Murdock's shoulders rolled a little, less than a shrug. "Maybe it's just worked out that way. Funny, ain't it?"

Face took in a deep, long breath. "I want you to be okay," he said. "It doesn't make any difference if you're not."

"I keep seeing 'em, Face. Guys I dropped in the jungle and brought back in body bags. Guys burnt up in their choppers, like pork barbecue. They got a new home now. They live in my head. Just can't remember who any of 'em were any more."

Face had been with grunts before who'd had their bellies blown open by a landmine; watched them sitting there, holding their intestines in, while they waited for the medics. It was that kind of feeling; trying to stop it all coming out. Trying to stop yourself slowly and endlessly leaking away.

"Yeah, Murdock." he said. "I see them too."

Murdock took another slug of the whiskey, and blotted his mouth with the back of his hand. Shuffling closer to Face, inching his ass along the ground, he leaned in and kissed him. His mouth pressed against his temple and stayed for just a second, his breath stirring the fine hairs there, before withdrawing. It was so soft that Face almost flinched from the shock of it; from what seemed so out of place it was obscene. Gentle touches didn't exist here. Only hard ones; needy ones. He drew back a little, involuntarily, just from that.

"Don't worry about it, Face. You're drunk, and I'm crazy, and I promise we ain't gonna remember any of this in the morning."

There was silence for a minute. Then Face said, "How can you be sure I don't want to?"

"You don't. Believe it, muchacho."

"It's not your decision to make."

"Maybe. But I already did."

"Why?"

He thought he heard Murdock sigh. "'Cause it'd wind up turning into something so strong, and so good, that if I had to take it away you'd lose every itty bit of faith you ever let yourself have in anybody. And you already lost more than you ever should have. So I ain't gonna get all hung up on you, and I sure as hell ain't gonna let you get wrapped up in me. I like you too much for that."

"What if I said that if you wanted to verbally puke all those thoughts you get, I'd listen? That I'd be your hero as well?"

"No," Murdock said, ambiguously. "You already been that."

"I'm a dumb grunt, Murdock. Be generous to me."
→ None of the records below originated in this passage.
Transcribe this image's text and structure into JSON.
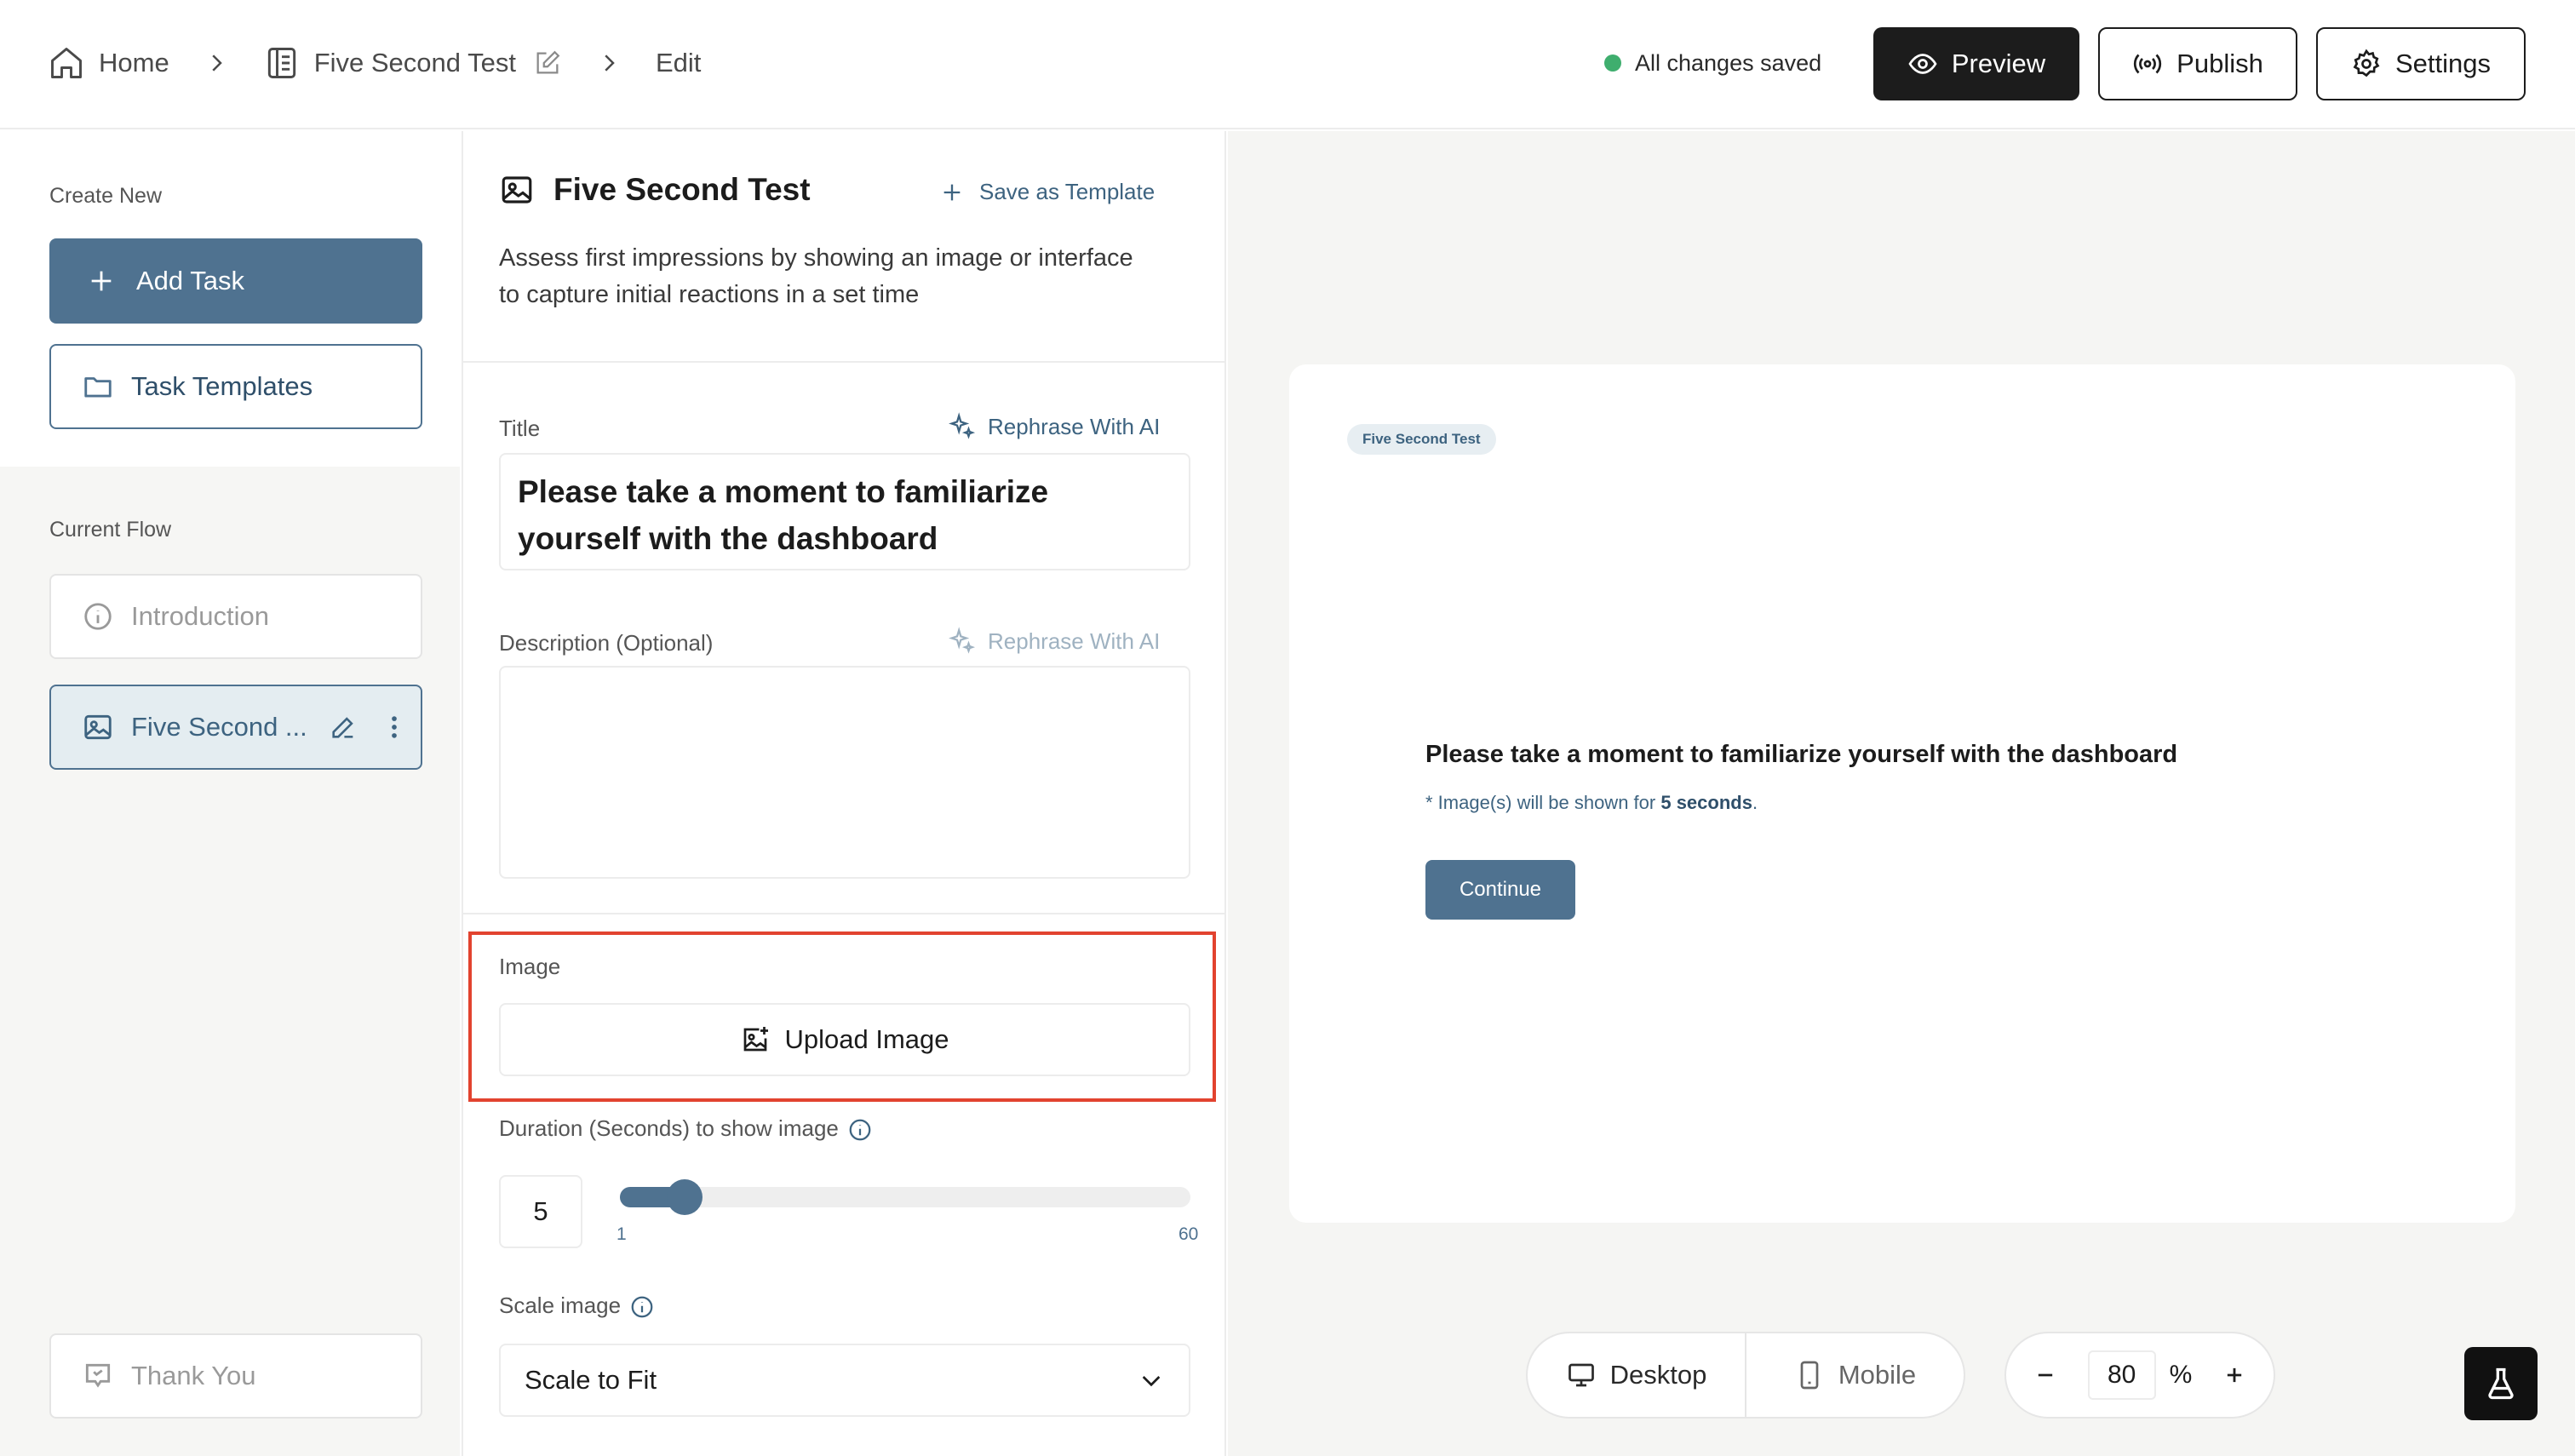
{
  "header": {
    "breadcrumbs": {
      "home": "Home",
      "test_name": "Five Second Test",
      "current": "Edit"
    },
    "save_status": "All changes saved",
    "buttons": {
      "preview": "Preview",
      "publish": "Publish",
      "settings": "Settings"
    }
  },
  "sidebar": {
    "create_new_label": "Create New",
    "add_task": "Add Task",
    "task_templates": "Task Templates",
    "current_flow_label": "Current Flow",
    "flow": {
      "introduction": "Introduction",
      "five_second": "Five Second ...",
      "thank_you": "Thank You"
    }
  },
  "editor": {
    "heading": "Five Second Test",
    "save_template": "Save as Template",
    "description": "Assess first impressions by showing an image or interface to capture initial reactions in a set time",
    "title_label": "Title",
    "rephrase": "Rephrase With AI",
    "title_value": "Please take a moment to familiarize yourself with the dashboard",
    "description_label": "Description (Optional)",
    "description_value": "",
    "image_label": "Image",
    "upload_image": "Upload Image",
    "duration_label": "Duration (Seconds) to show image",
    "duration_value": "5",
    "slider": {
      "min": "1",
      "max": "60",
      "value": 5,
      "min_value": 1,
      "max_value": 60
    },
    "scale_label": "Scale image",
    "scale_value": "Scale to Fit"
  },
  "preview": {
    "tag": "Five Second Test",
    "title": "Please take a moment to familiarize yourself with the dashboard",
    "note_prefix": "* Image(s) will be shown for",
    "note_value": "5 seconds",
    "note_suffix": ".",
    "continue": "Continue",
    "device": {
      "desktop": "Desktop",
      "mobile": "Mobile"
    },
    "zoom": {
      "value": "80",
      "unit": "%"
    }
  },
  "colors": {
    "accent": "#4f7290",
    "highlight": "#e2432f",
    "status_dot": "#3fae6e",
    "dark": "#1c1c1c"
  },
  "icons": [
    "home-icon",
    "document-icon",
    "pencil-icon",
    "chevron-right-icon",
    "eye-icon",
    "broadcast-icon",
    "gear-icon",
    "plus-icon",
    "folder-icon",
    "info-icon",
    "image-icon",
    "more-vertical-icon",
    "message-icon",
    "sparkle-icon",
    "image-plus-icon",
    "chevron-down-icon",
    "monitor-icon",
    "smartphone-icon",
    "minus-icon",
    "flask-icon"
  ]
}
Murdock gestured a little to the bright, flickering coronas of red and green in the sky. "Think of it as freedom. What los Americanos do best."

Face suddenly felt tired, like he was hunkering down to hump a dozen clicks. "Freedom," he repeated, heavily. "Freedom. Right."

He saw something resembling a twisted smile ghost across Murdock's face; a smile without humor in it. Carefully, the other man placed the bottle in his lap, and, picking up Face's right hand, folded it over the top.

"Happy Fourth of July, Faceman," he said. "Happy fucking Fourth of July."